I am the parent of a wonderful 7 year old who was diagnosed October 30. We were already in DKA when the diagnosis was made, so it involved a few day in the ICU. I searched for contacts and people who can provide insight or answers to questions on “where do I go now?” Overwhelmingly, the people I spoke to told me how things will change, life will be hard, and I have to adapt. Some provided condolences, others pity.
That was probably the worst advice at the worst time I ever had. When I was in the “middle” of coming to grips with the news, I didn’t want any sympathy or negative perceptions. I was looking for hope, and there wasn’t any to find. I was getting depressed, and started my own research and found the hope I was looking for. If you are a new parent, or a new T1D person, here is what you should know:
-This is manageable with minimal impact to your life. In the last year, the world changed for T1D treatment. Technology is now able to make most of the decisions that a pancreas would have made. Get a CGM for alerts and understand that you will want an artificial pancreas within the next year. It will require a little maintenance, but will NOT be overwhelming or stop you from doing anything.
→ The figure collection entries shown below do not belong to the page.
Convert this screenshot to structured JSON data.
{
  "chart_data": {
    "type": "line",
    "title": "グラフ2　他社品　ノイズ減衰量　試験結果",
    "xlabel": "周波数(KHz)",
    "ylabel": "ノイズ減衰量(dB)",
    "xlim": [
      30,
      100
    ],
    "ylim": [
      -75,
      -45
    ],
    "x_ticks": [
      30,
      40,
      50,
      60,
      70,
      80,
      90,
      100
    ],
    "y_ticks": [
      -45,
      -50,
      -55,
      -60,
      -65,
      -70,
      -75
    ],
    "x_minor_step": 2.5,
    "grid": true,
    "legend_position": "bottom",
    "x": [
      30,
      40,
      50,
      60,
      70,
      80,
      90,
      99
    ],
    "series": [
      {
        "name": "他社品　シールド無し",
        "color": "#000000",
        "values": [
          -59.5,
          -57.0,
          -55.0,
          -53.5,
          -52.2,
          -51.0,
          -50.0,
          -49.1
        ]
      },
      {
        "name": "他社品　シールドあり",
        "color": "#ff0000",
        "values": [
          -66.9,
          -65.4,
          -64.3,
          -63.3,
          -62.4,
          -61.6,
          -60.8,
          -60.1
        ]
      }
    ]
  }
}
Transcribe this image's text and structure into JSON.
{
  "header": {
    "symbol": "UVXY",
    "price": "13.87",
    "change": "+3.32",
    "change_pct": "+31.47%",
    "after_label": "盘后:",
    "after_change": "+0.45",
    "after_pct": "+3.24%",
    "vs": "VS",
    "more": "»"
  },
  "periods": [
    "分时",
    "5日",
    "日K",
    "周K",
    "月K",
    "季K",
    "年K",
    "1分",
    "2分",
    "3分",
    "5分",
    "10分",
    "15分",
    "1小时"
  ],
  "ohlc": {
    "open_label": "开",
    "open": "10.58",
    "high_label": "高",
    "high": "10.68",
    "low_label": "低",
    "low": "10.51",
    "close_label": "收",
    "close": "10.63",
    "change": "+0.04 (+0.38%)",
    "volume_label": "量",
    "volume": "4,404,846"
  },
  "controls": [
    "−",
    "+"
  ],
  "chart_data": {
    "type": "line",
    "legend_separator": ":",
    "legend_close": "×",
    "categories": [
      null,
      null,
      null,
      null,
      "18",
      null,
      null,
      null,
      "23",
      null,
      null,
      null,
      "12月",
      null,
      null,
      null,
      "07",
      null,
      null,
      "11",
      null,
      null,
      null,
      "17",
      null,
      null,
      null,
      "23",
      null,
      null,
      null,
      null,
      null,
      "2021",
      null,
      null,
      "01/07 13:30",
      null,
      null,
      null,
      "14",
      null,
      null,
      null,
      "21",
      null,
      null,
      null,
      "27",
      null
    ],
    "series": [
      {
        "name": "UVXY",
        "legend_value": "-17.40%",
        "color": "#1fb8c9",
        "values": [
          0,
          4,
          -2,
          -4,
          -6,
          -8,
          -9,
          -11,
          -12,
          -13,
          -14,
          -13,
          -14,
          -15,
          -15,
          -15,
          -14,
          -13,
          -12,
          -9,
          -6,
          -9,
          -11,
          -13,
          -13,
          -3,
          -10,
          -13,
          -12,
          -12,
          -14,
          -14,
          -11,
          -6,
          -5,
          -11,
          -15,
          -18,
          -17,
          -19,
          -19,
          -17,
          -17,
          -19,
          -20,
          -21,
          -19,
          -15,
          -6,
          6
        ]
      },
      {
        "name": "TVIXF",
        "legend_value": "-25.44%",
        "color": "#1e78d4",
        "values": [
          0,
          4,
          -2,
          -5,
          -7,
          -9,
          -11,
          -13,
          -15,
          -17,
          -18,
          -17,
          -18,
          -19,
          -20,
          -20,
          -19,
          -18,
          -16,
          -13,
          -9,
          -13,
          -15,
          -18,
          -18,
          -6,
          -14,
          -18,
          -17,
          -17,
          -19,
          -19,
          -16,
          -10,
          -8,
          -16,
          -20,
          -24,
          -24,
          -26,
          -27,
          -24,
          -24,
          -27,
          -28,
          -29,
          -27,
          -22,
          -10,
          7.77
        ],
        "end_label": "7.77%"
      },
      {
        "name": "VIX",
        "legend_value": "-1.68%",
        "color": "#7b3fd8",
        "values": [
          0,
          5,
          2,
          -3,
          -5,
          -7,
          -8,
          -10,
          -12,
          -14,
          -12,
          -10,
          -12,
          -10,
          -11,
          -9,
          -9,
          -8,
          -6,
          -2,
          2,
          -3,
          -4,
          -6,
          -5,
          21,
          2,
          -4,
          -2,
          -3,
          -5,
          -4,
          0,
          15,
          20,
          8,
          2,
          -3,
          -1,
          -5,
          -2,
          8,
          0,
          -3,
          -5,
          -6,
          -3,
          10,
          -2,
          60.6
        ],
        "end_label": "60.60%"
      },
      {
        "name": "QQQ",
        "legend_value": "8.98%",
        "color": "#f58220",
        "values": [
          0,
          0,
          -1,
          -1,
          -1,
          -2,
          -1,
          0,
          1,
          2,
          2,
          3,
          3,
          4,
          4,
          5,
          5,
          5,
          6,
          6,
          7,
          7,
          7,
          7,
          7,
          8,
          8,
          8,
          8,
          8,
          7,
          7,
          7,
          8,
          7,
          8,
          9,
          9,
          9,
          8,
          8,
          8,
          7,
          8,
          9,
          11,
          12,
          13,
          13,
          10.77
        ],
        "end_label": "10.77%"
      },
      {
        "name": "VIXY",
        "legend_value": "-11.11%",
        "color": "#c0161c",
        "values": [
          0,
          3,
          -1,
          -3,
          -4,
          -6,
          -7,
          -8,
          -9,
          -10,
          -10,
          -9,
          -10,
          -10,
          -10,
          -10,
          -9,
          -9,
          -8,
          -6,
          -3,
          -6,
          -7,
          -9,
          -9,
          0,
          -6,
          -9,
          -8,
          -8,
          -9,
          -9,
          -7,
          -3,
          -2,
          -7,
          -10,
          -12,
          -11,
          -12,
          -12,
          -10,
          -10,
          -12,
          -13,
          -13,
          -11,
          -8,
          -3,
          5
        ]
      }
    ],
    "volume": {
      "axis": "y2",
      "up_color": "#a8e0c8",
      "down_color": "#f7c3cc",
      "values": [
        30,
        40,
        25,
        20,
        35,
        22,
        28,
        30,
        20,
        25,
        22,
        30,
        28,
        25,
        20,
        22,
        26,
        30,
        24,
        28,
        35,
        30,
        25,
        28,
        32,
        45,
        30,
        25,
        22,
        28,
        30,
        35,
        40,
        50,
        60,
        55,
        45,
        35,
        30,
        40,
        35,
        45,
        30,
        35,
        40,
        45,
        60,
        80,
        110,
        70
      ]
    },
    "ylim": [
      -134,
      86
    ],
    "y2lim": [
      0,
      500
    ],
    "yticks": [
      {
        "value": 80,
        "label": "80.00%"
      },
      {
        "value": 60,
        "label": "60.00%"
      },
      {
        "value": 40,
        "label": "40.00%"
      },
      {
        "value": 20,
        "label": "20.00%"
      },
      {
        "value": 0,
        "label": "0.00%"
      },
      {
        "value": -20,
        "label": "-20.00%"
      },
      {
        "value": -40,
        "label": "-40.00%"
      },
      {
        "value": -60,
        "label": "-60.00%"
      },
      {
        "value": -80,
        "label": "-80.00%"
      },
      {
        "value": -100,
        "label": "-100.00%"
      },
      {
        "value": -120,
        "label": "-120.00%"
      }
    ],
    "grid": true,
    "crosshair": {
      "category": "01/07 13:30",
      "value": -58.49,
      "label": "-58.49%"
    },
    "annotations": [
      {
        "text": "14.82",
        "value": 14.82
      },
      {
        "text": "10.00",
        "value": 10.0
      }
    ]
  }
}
-A cure is inevitable. It’s a matter of time and funding. Be an advocate to the extent your time allows. Even emails or phone calls to government officials can go a long way. Use your contacts and make your voice heard.
-Insurance companies are a pain. They have a dance they go through to try to minimize how much they pay for services. You will need to occasionally appeal their decisions and escalate issues. It’s a bit of a pain in rear, but it’s part of how they work.
-Diabetes management isn’t particularly cheap. If you company allows for HCSA (health care spending accounts) to pay for health management without paying tax, use it. You should expect to put at least $2500 into that account a year.
-People that are telling you that things are tough are looking at it from their experience and perception. Many of them did not have the advantage of the technology that is available today. It was tough for them, it won’t be for you. Expect each meal to include 2 minutes for quick calculations and maybe some insulin dosage. Once a week, you’ll need to spend 30 minutes to update/change your CGM and pump setup. Not a big deal.
-There will be alot of information coming very quickly. Half of it is “best practices”, the other half is “Emergency Preparedness”. The keys I found are: 1)Understand the glugacon shot, where it is, and how to use it. 2) Have emergency phone numbers available and ready…particularly your Endocronologist 24 hour line. 3) How to use insulin pens. You’ll probably have these for the first year while you go through the Honeymoon phase. The rest you’ll pick up in time (food, nutrition, exercise, mood, treating highs and lows)
-Don’t expect perfection. Most of the time, you’ll be able to manage it, no sweat. Occasionally, you’ll have something that throws you for a loop. You deal with it and move on. Don’t dwell on it.
Bottom Line: You have been diagnosed at the best time ever. My 7 year old told me she likes having diabetes because she gets to miss some of Math class. That’s amazing. She doesn’t see any of the difficulties associated with diabetes because she hasn’t seen any obstacles. This is only going to get better as most of the pump companies release newer version of an “artificial pancreas”. Medical solutions to restore insulin production are pretty much available, but the immune system keeps thwarting it. The breakthrough we are waiting for is how do we “reprogram” the immune system to stop attacking the pancreas. When that is found, T1 diabetes will be history.